ACT court dismisses suit against Council of Law Society over denial of practising certificate

The other party repeatedly asserted his desire to practice law and support his family

ACT court dismisses suit against Council of Law Society over denial of practising certificate

The ACT Court of Appeal has dismissed the case against the Council of Law Society of ACT over the denial of a practising certificate.

In Ezekiel-Hart v Council of the Law Society of the ACT [2023] ACTCA 5, Emmanuel Tam Ezekiel-Hart sued the Council and its president because of the Council’s decision not to grant a practising certificate entitling him to practise as a lawyer from 2020 to 2021. Over the course of the proceedings, the court made a number of orders, including the dismissal of an application for summary judgment by the applicant, striking out of a further amended statement of claim (FASC) filed by the applicant, granting of leave to the defendants to apply for the proceedings to be summarily dismissed, and the ultimate dismissal of the proceedings. Ezekiel-Hart sought leave to appeal those orders.

The proceedings started in the Supreme Court in 2020, but litigation between the parties dates back to 2009. The Supreme Court struck out Ezekiel-Hart’s claim and noted that the “structure of the pleading is embarrassing… it contains rolled up allegations and language that is confusing.” The applicant was given several opportunities to amend his statement of claim. In 2022, he filed a FASC containing 239 paragraphs and one of those had 323 sub-paragraphs. The FASC was eventually struck out.

Ezekiel-Hart proposed 61 grounds of appeal before the Court of Appeal, but the court noted that none of these grounds addressed the fundamental question regarding the adequacy of his FASC. The court noted that there are two “touchstone” criteria in determining whether to refuse or grant leave to appeal from an interlocutory decision. First, whether the decision was attended with sufficient doubt to warrant it being reconsidered. Second, whether substantial justice would result if leave was refused, supposing the decision was wrong.

The appeal court noted that nowhere in the applicant’s written submissions, affidavits, or oral arguments did the applicant come to terms with the need to demonstrate arguable error on the part of the court when it ordered striking out the FASC. The issue before the court was whether the FASC complied with the rules, but no argument was presented with reference to any of the relevant rules or any rules at all.

The court observed that “the FASC presents as a document drafted and settled by a person who has at best a tenuous grasp of legal principle and principles of pleading, and who has such strong opinions about the subject matter as to be incapable of any degree of detachment. It is convoluted, repetitive and conclusory.”

The court also noted that the FASC identified specific facts but failed to proceed chronologically and did not point to the date of the event or document that was being referred to. It emphasised alleged “admissions” without identifying when or how they were made or their contents.
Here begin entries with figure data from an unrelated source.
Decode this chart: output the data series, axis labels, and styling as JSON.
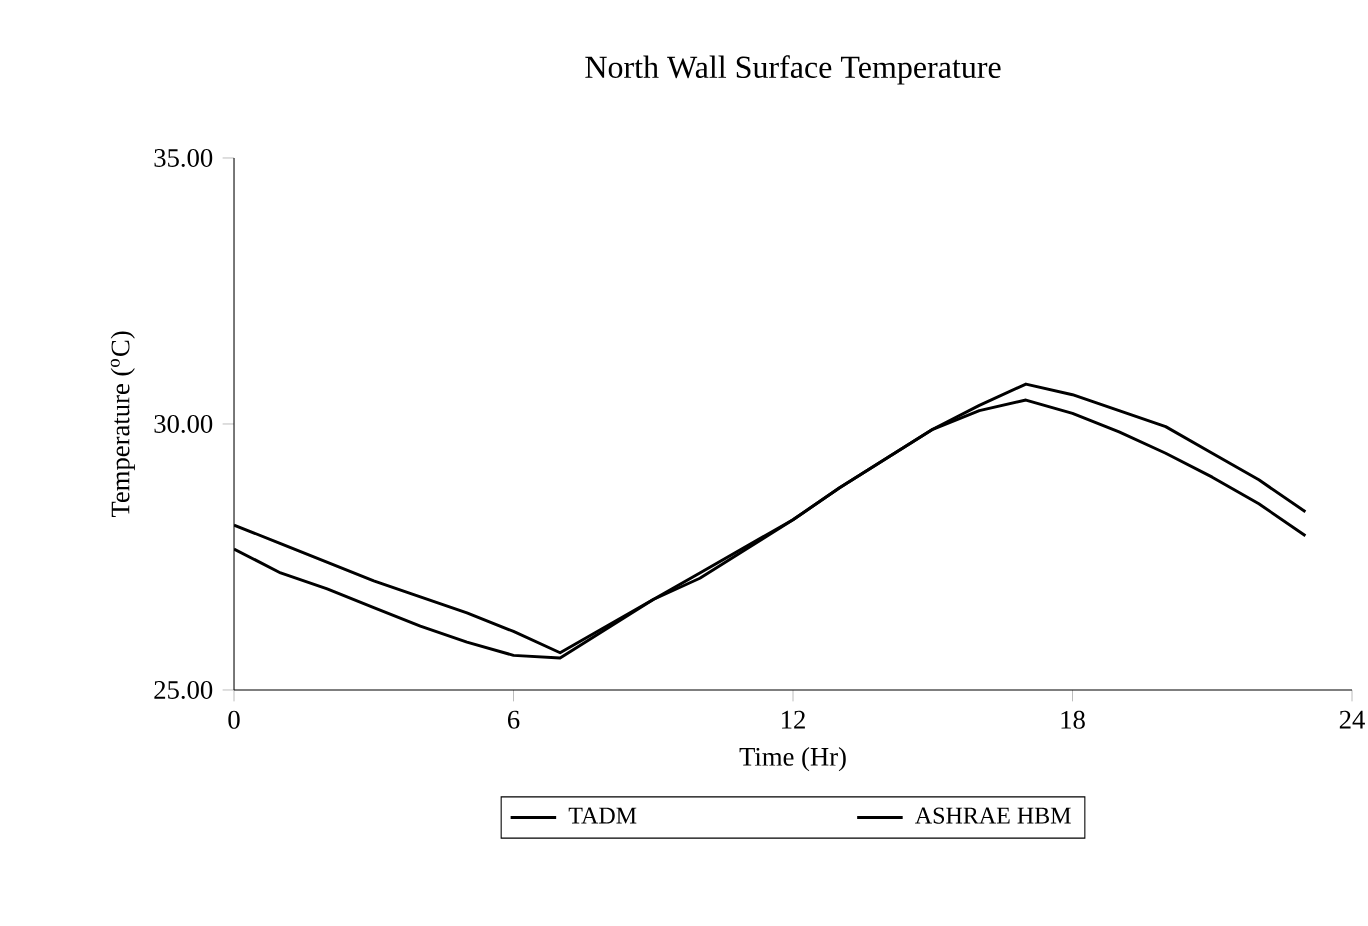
{
  "chart_data": {
    "type": "line",
    "title": "North Wall Surface Temperature",
    "xlabel": "Time (Hr)",
    "ylabel": "Temperature ($^{o}$C)",
    "x": [
      0,
      1,
      2,
      3,
      4,
      5,
      6,
      7,
      8,
      9,
      10,
      11,
      12,
      13,
      14,
      15,
      16,
      17,
      18,
      19,
      20,
      21,
      22,
      23
    ],
    "series": [
      {
        "name": "TADM",
        "color": "#000000",
        "values": [
          28.1,
          27.75,
          27.4,
          27.05,
          26.75,
          26.45,
          26.1,
          25.7,
          26.2,
          26.7,
          27.2,
          27.7,
          28.2,
          28.8,
          29.35,
          29.9,
          30.35,
          30.75,
          30.55,
          30.25,
          29.95,
          29.45,
          28.95,
          28.35
        ]
      },
      {
        "name": "ASHRAE HBM",
        "color": "#000000",
        "values": [
          27.65,
          27.2,
          26.9,
          26.55,
          26.2,
          25.9,
          25.65,
          25.6,
          26.15,
          26.7,
          27.1,
          27.65,
          28.2,
          28.8,
          29.35,
          29.9,
          30.25,
          30.45,
          30.2,
          29.85,
          29.45,
          29.0,
          28.5,
          27.9
        ]
      }
    ],
    "xlim": [
      0,
      24
    ],
    "xticks": [
      0,
      6,
      12,
      18,
      24
    ],
    "ylim": [
      25,
      35
    ],
    "yticks": [
      {
        "value": 25,
        "label": "25.00"
      },
      {
        "value": 30,
        "label": "30.00"
      },
      {
        "value": 35,
        "label": "35.00"
      }
    ],
    "grid": false,
    "legend": "bottom",
    "marker": "none",
    "line_style": "solid"
  }
}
It made no separation between allegations of fact and more or less sweeping conclusions based on those facts.

The appeal court was satisfied that the FASC should be struck out as it would tend to prejudice, embarrass or delay the fair trial of the proceeding. The court further found that it was scandalous or vexatious and contained unnecessary material and an abuse of process of the court.

The appeal court further said that the fundamental problem with the FASC was that it failed to give the respondents a fair understanding of the claim made by the applicant and an opportunity to respond to them. The court also found that the order dismissing the applicant’s application for summary judgment was inevitable once the FASC had been struck out. The court noted that it would be “incongruous and unjust” to give summary judgment for the plaintiff because he failed to plead all relevant facts in such a way that the defendants could be expected to respond.

Overall, the appeal court found that the applicant had failed to demonstrate that any of the decisions which he would seek to challenge on appeal were attended with sufficient doubt to warrant them being reconsidered.

The appeal court noted that the applicant repeatedly asserted his desire to practise law and support his family. However, the court pointed out that even if the proceedings he attempted to bring were successful, it would not entitle him to practise law in the future because a practising certificate for the year 2020 to 2021 would not allow him to practice after the expiry of that practicing year. The court also emphasised there was nothing to prevent Ezekiel-Hart from applying for a practising certificate for the current, or any future, practising years.

Accordingly, the court dismissed the application for leave to appeal.